美术作画中有透视的概念,近大远小,意思是里自己近的地方,视觉上给人的感觉很大,而离自己远的地方,视觉上给人感觉很小.
图片也会有这个特性,不过在计算机设计做一些判断的时候,我们希望去掉透视效果,这样处理图片会变得容易些,这时我们可以使用透视变换函数.
我们先要获得透视变换前后的映射关系,在原图上找到4个点,然后在指定透视变换后4个点的位置,通过**cv2.getPerspectiveTransform()**函数可以建立的映射关系.
import matplotlib.pyplot as plt
import numpy as np
import cv2
img = plt.imread('./road-3133502_640.jpg')
src = np.float32([
[0, 400],
[640, 400],
[300, 260],
[350, 260],
])
dst = np.float32([
[200, 426],
[400, 426],
[200, 0],
[400, 0],
])
M = cv2.getPerspectiveTransform(src, dst)
图片中蓝点是映射前的点,红点是指定的映射后的点
随后我们使用**cv2.warpPerspective()**函数,对图片进行透视变换.
warped = cv2.warpPerspective(img, M, (img.shape[1],img.shape[0]), flags=cv2.INTER_NEAREST)
f,(ax1,ax2) = plt.subplots(1,2)
ax1.imshow(img)
ax1.scatter(src[:,:1],src[:,1:2],color='b')

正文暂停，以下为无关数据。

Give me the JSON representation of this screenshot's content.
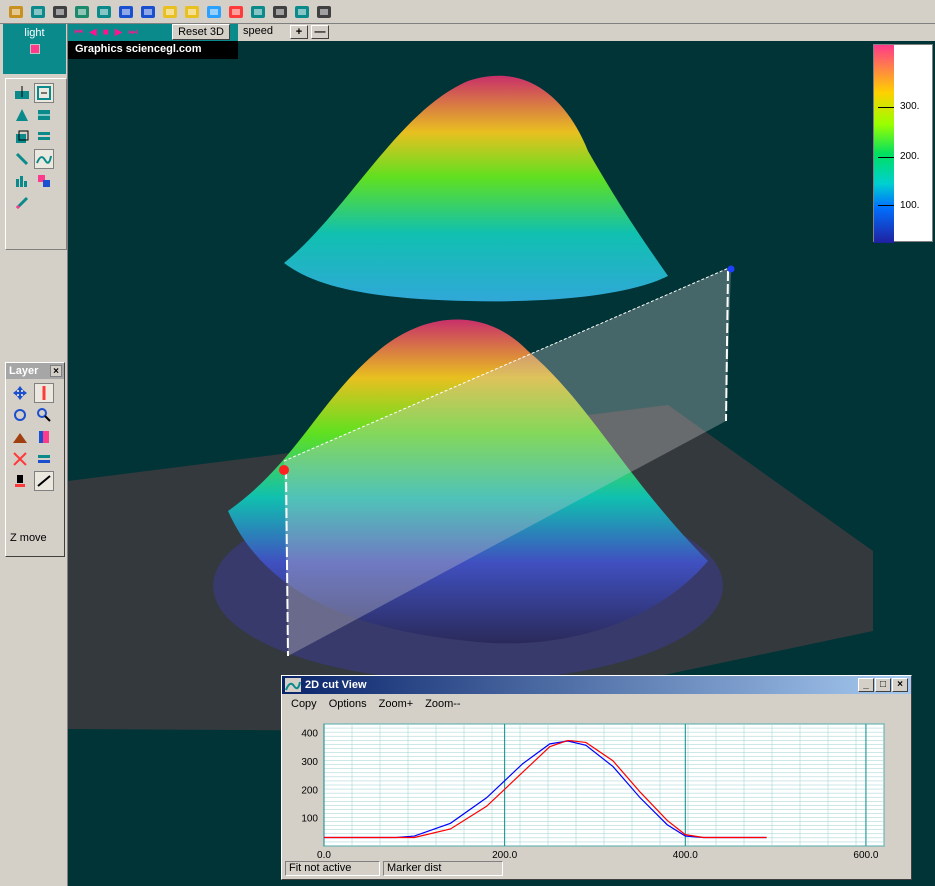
{
  "toolbar": {
    "icons": [
      "open-icon",
      "save-icon",
      "print-icon",
      "globe-icon",
      "camera-icon",
      "zoom-in-icon",
      "zoom-out-icon",
      "light-cone-icon",
      "light-beam-icon",
      "sparkle-icon",
      "color-palette-icon",
      "color-bars-icon",
      "axes-icon",
      "cut-view-icon",
      "tornado-icon"
    ]
  },
  "left_panel": {
    "light_label": "light",
    "light_color": "#ff3a8a"
  },
  "anim_bar": {
    "reset_label": "Reset 3D",
    "speed_label": "speed",
    "plus_label": "+",
    "minus_label": "—"
  },
  "watermark": "Graphics sciencegl.com",
  "colorbar": {
    "labels": [
      "300.",
      "200.",
      "100."
    ]
  },
  "layer_panel": {
    "title": "Layer",
    "close": "×",
    "mode_label": "Z move"
  },
  "cut_window": {
    "title": "2D cut View",
    "menu": [
      "Copy",
      "Options",
      "Zoom+",
      "Zoom--"
    ],
    "status_left": "Fit not active",
    "status_right": "Marker dist"
  },
  "chart_data": {
    "type": "line",
    "x_ticks": [
      "0.0",
      "200.0",
      "400.0",
      "600.0"
    ],
    "y_ticks": [
      "400",
      "300",
      "200",
      "100"
    ],
    "xlim": [
      0,
      620
    ],
    "ylim": [
      0,
      430
    ],
    "series": [
      {
        "color": "#0000ff",
        "x": [
          0,
          80,
          100,
          140,
          180,
          220,
          250,
          270,
          290,
          320,
          350,
          380,
          400,
          420,
          450,
          470,
          490
        ],
        "y": [
          30,
          30,
          35,
          80,
          170,
          290,
          360,
          370,
          355,
          280,
          170,
          75,
          35,
          30,
          30,
          30,
          30
        ]
      },
      {
        "color": "#ff0000",
        "x": [
          0,
          80,
          100,
          140,
          180,
          220,
          250,
          270,
          290,
          320,
          350,
          380,
          400,
          420,
          450,
          470,
          490
        ],
        "y": [
          30,
          30,
          30,
          60,
          140,
          260,
          350,
          372,
          365,
          300,
          190,
          90,
          40,
          30,
          30,
          30,
          30
        ]
      }
    ]
  },
  "colors": {
    "viewport_bg": "#003436",
    "accent_teal": "#0a8a8a"
  }
}
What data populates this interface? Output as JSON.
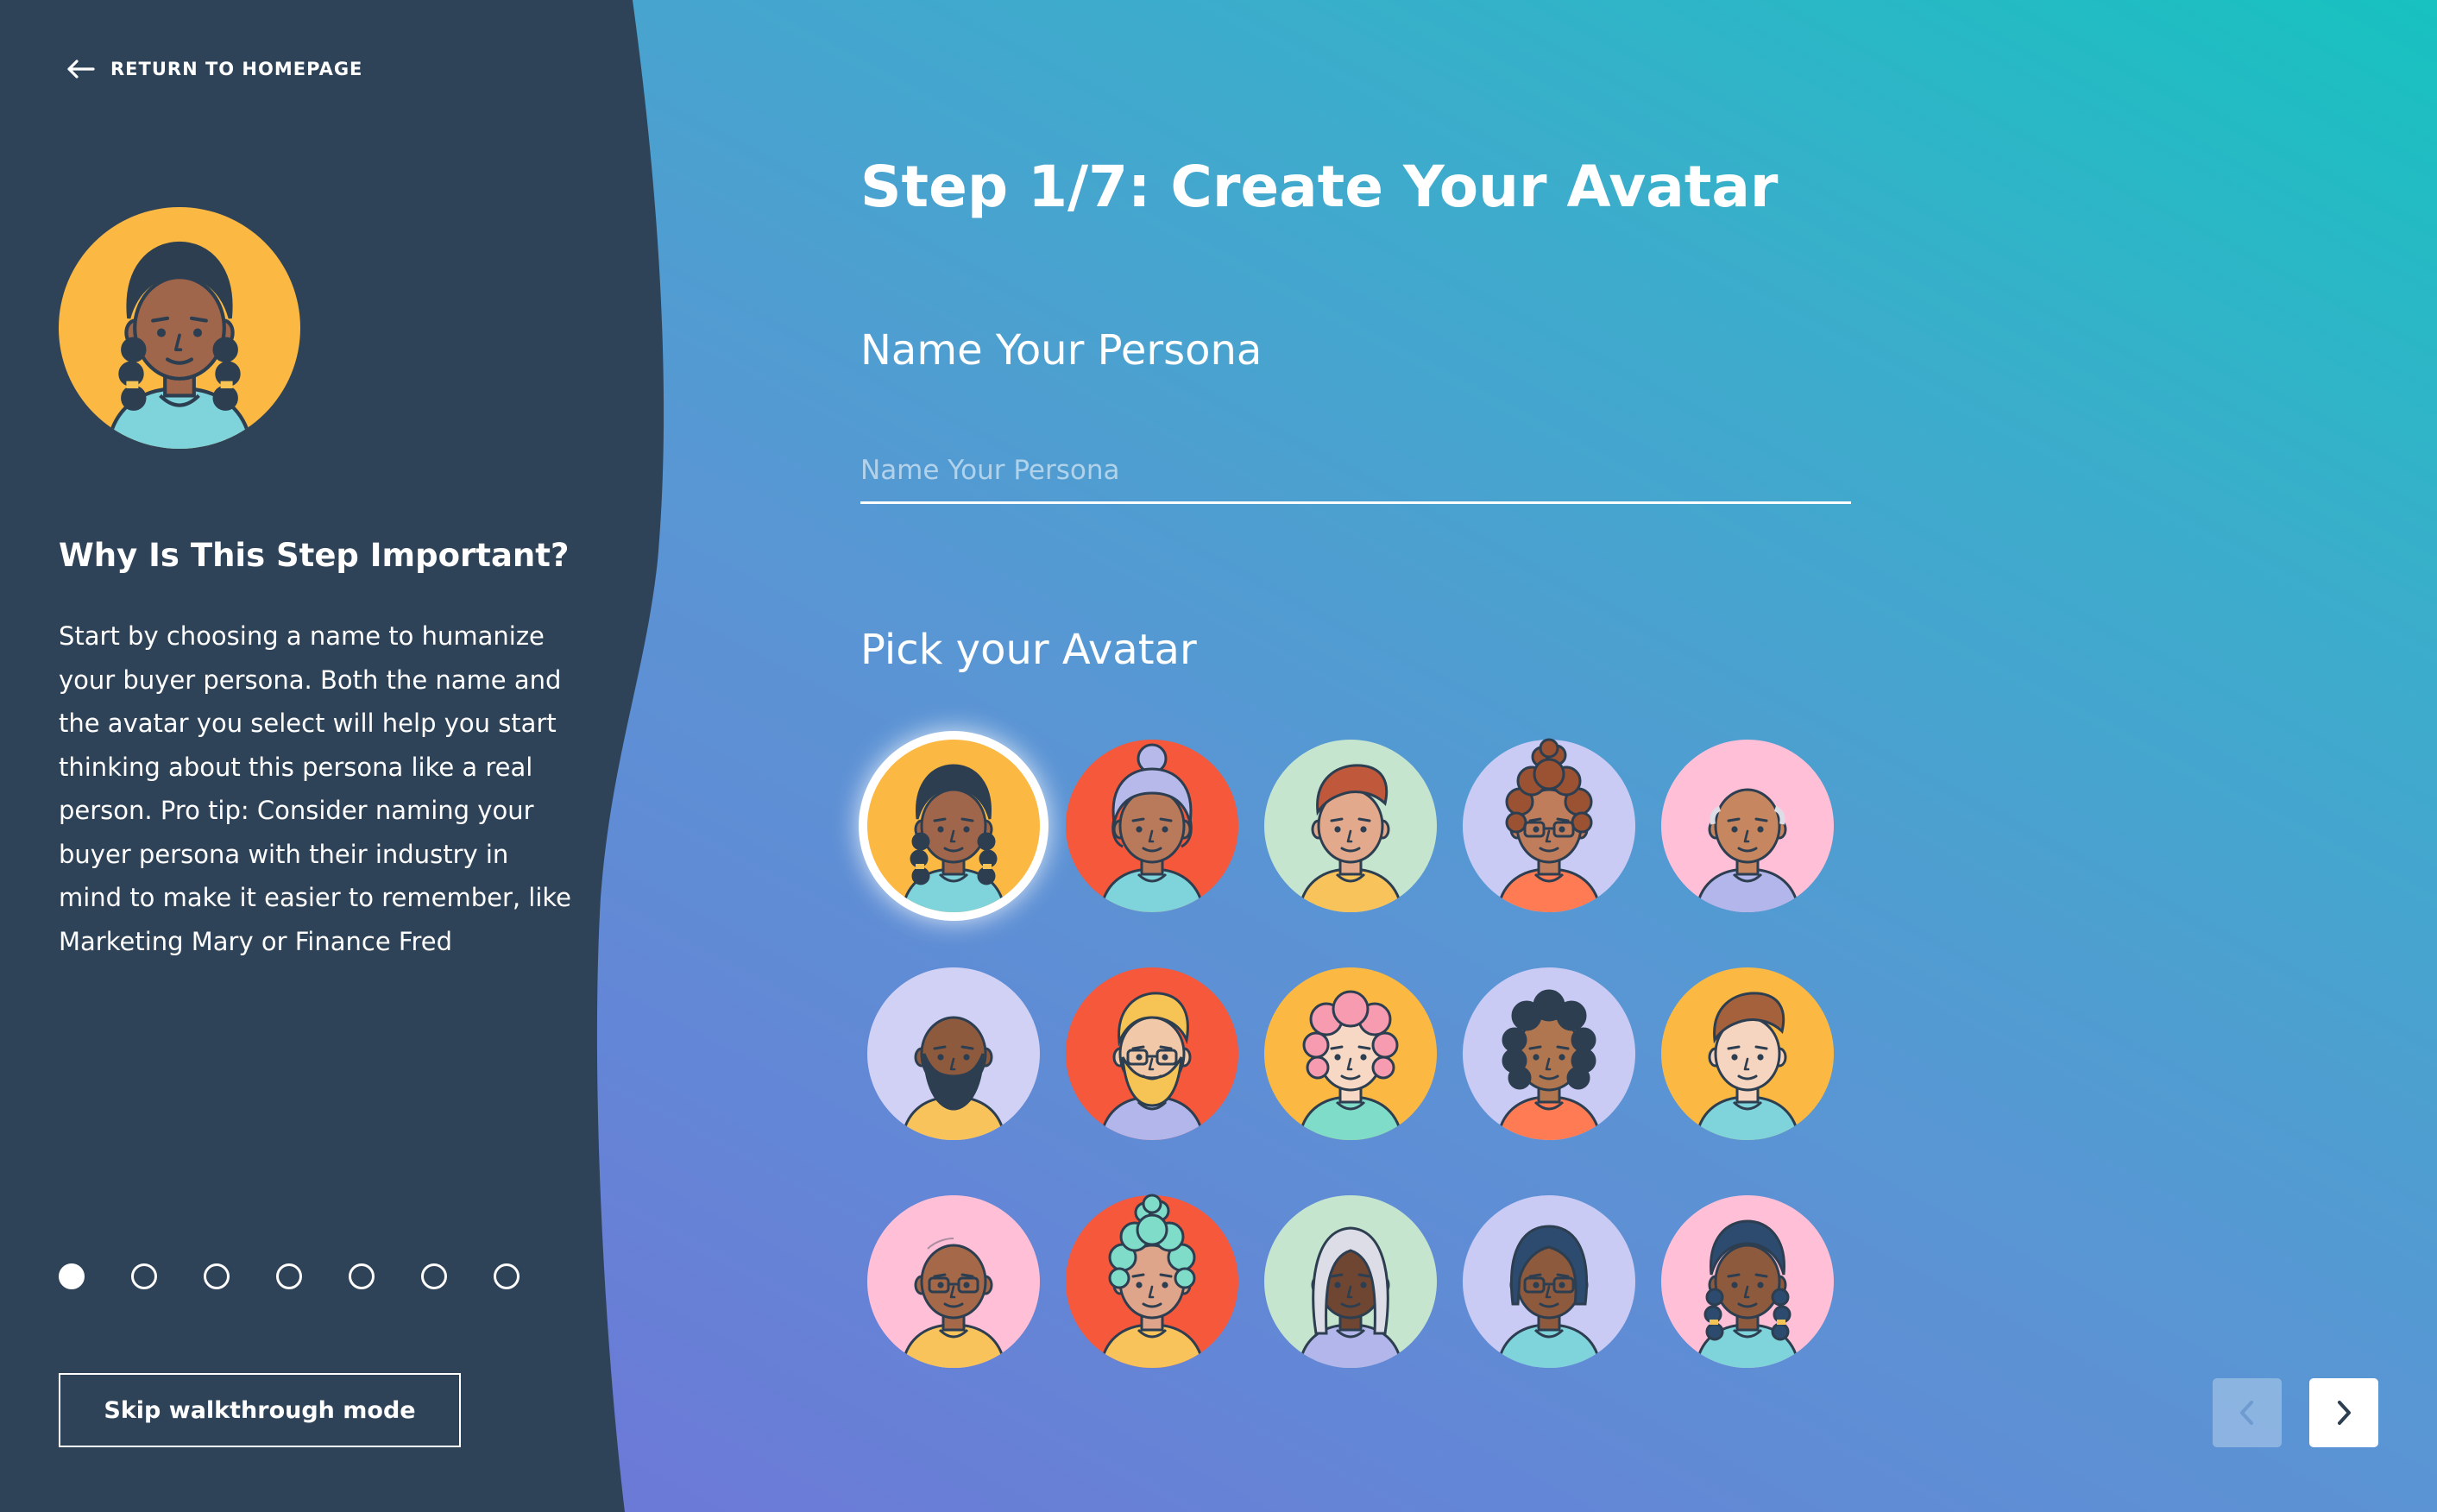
{
  "nav": {
    "return_label": "RETURN TO HOMEPAGE"
  },
  "sidebar": {
    "heading": "Why Is This Step Important?",
    "body": "Start by choosing a name to humanize your buyer persona. Both the name and the avatar you select will help you start thinking about this persona like a real person. Pro tip: Consider naming your buyer persona with their industry in mind to make it easier to remember, like Marketing Mary or Finance Fred",
    "steps_total": 7,
    "current_step": 1,
    "skip_label": "Skip walkthrough mode"
  },
  "main": {
    "title": "Step 1/7: Create Your Avatar",
    "name_heading": "Name Your Persona",
    "name_placeholder": "Name Your Persona",
    "name_value": "",
    "avatar_heading": "Pick your Avatar",
    "selected_avatar": 0,
    "avatars": [
      {
        "name": "avatar-braids-teal",
        "bg": "#fbb943",
        "skin": "#a0664b",
        "shirt": "#7fd3da",
        "hair": "#2c3e50",
        "style": "braids"
      },
      {
        "name": "avatar-gray-bun",
        "bg": "#f5583b",
        "skin": "#b97a5c",
        "shirt": "#7fd3da",
        "hair": "#b7b9eb",
        "style": "bun"
      },
      {
        "name": "avatar-red-quiff",
        "bg": "#c6e5cf",
        "skin": "#e2a98c",
        "shirt": "#f8c35b",
        "hair": "#c0583c",
        "style": "quiff"
      },
      {
        "name": "avatar-curly-glasses",
        "bg": "#c9cbf4",
        "skin": "#c07d5b",
        "shirt": "#ff7b54",
        "hair": "#9a5232",
        "style": "curlybun"
      },
      {
        "name": "avatar-bald-pink",
        "bg": "#ffc0d7",
        "skin": "#c6865f",
        "shirt": "#b3b6ea",
        "hair": "#2c3e50",
        "style": "bald"
      },
      {
        "name": "avatar-bearded",
        "bg": "#d0d1f5",
        "skin": "#8e5a3e",
        "shirt": "#f8c35b",
        "hair": "#2c3e50",
        "style": "beard"
      },
      {
        "name": "avatar-blonde-glasses",
        "bg": "#f5583b",
        "skin": "#f2c9a8",
        "shirt": "#b3b6ea",
        "hair": "#f6c454",
        "style": "blonde"
      },
      {
        "name": "avatar-pink-hair",
        "bg": "#fbb943",
        "skin": "#f6d8c5",
        "shirt": "#7fdcc8",
        "hair": "#f79bb0",
        "style": "pinkcurl"
      },
      {
        "name": "avatar-dark-curls",
        "bg": "#c9cbf4",
        "skin": "#b0764f",
        "shirt": "#ff7b54",
        "hair": "#2c3e50",
        "style": "darkcurl"
      },
      {
        "name": "avatar-brown-quiff",
        "bg": "#fbb943",
        "skin": "#f5d4c0",
        "shirt": "#7fd3da",
        "hair": "#a4613b",
        "style": "quiff"
      },
      {
        "name": "avatar-bald-glasses",
        "bg": "#ffc0d7",
        "skin": "#a5694a",
        "shirt": "#f8c35b",
        "hair": "#2c3e50",
        "style": "bald2"
      },
      {
        "name": "avatar-teal-curls",
        "bg": "#f5583b",
        "skin": "#dfa58a",
        "shirt": "#f8c35b",
        "hair": "#7fdcc8",
        "style": "curlybun"
      },
      {
        "name": "avatar-silver-long",
        "bg": "#c6e5cf",
        "skin": "#6e4632",
        "shirt": "#b3b6ea",
        "hair": "#dddde7",
        "style": "long"
      },
      {
        "name": "avatar-navy-bob",
        "bg": "#c9cbf4",
        "skin": "#8e5a3e",
        "shirt": "#7fd3da",
        "hair": "#2c4b6e",
        "style": "bob"
      },
      {
        "name": "avatar-navy-braids",
        "bg": "#ffc0d7",
        "skin": "#8e5a3e",
        "shirt": "#7fd3da",
        "hair": "#2c4b6e",
        "style": "braids"
      }
    ]
  },
  "colors": {
    "sidebar": "#2f4358",
    "gradient_top": "#17c2c0",
    "gradient_bottom": "#7270d8",
    "ink": "#2c3e50"
  }
}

ax1.scatter(dst[:,:1],dst[:,1:2],color='r')
ax2.imshow(warped)
plt.show()
看!路被我们"拉直"了
识别图片中物体的方法有很多种,如果要识别出的物体是颜色鲜明的,那么先用颜色来分离一下物体和背景是一种不错的思路.
比如我们要分离这张图片的天空和金字塔
cv2.inRange(hsv, low, high)
cv2.inRange()函数接收一个hsv的图片数据,一个最低阈值和一个最高阈值,输出一个灰度图片.当图片的色值在阈值之间,数据被设置为255显示白色,如果在小于最低阈值或高于最高阈值,图片数据会被设置为0,显示为黑色.
下一步我们可以用这个灰度图片做遮罩,白色显示原图,黑色部分遮挡掉原图.
可以使用
cv2.bitwise_and(img,img, mask= mask)
也可以使用numpy的计算
img[mask != 255] = [0, 0, 0]
# coding=utf-8
import cv2
import numpy as np
def apply_color_mask(hsv,img,low,high):
# Apply color mask to image
mask = cv2.inRange(hsv, low, high)
res = cv2.bitwise_and(img,img, mask= mask)
return res
img = cv2.imread('b.jpg')
hsv = cv2.cvtColor(img,cv2.COLOR_BGR2HSV)
mask = apply_color_mask(hsv,img,(0,0,0),(30,240,255))
cv2.imshow("result", mask)
cv2.waitKey(5000)
对于想提取多种颜色,可以分别把每个颜色提取出来,然后再合并起来.
下面是提取白色和黄色的方法.
mask_yellow = cv2.inRange(hsv, (0, 100, 100), (80, 255, 255))
mask_white = cv2.inRange(hsv, (0, 0, 160), (255, 80, 255))
mask_lane = cv2.bitwise_or(mask_yellow, mask_white)
cv2.addWeighted()可以让两个图片合并起来
cv2.addWeighted(src1, alpha, src2, beta, gamma[, dst[, dtype]])
我们来应用一下,先读取第一张图片
im1 = plt.imread('1.jpg')
im2 = plt.imread('2.jpg')
把第二张图片的尺寸格式化成第一张的大小,然后合并两张图片,第二张图片透明度设置为0.4
im2 = cv2.resize(im2, (im1.shape[1],im1.shape[0]))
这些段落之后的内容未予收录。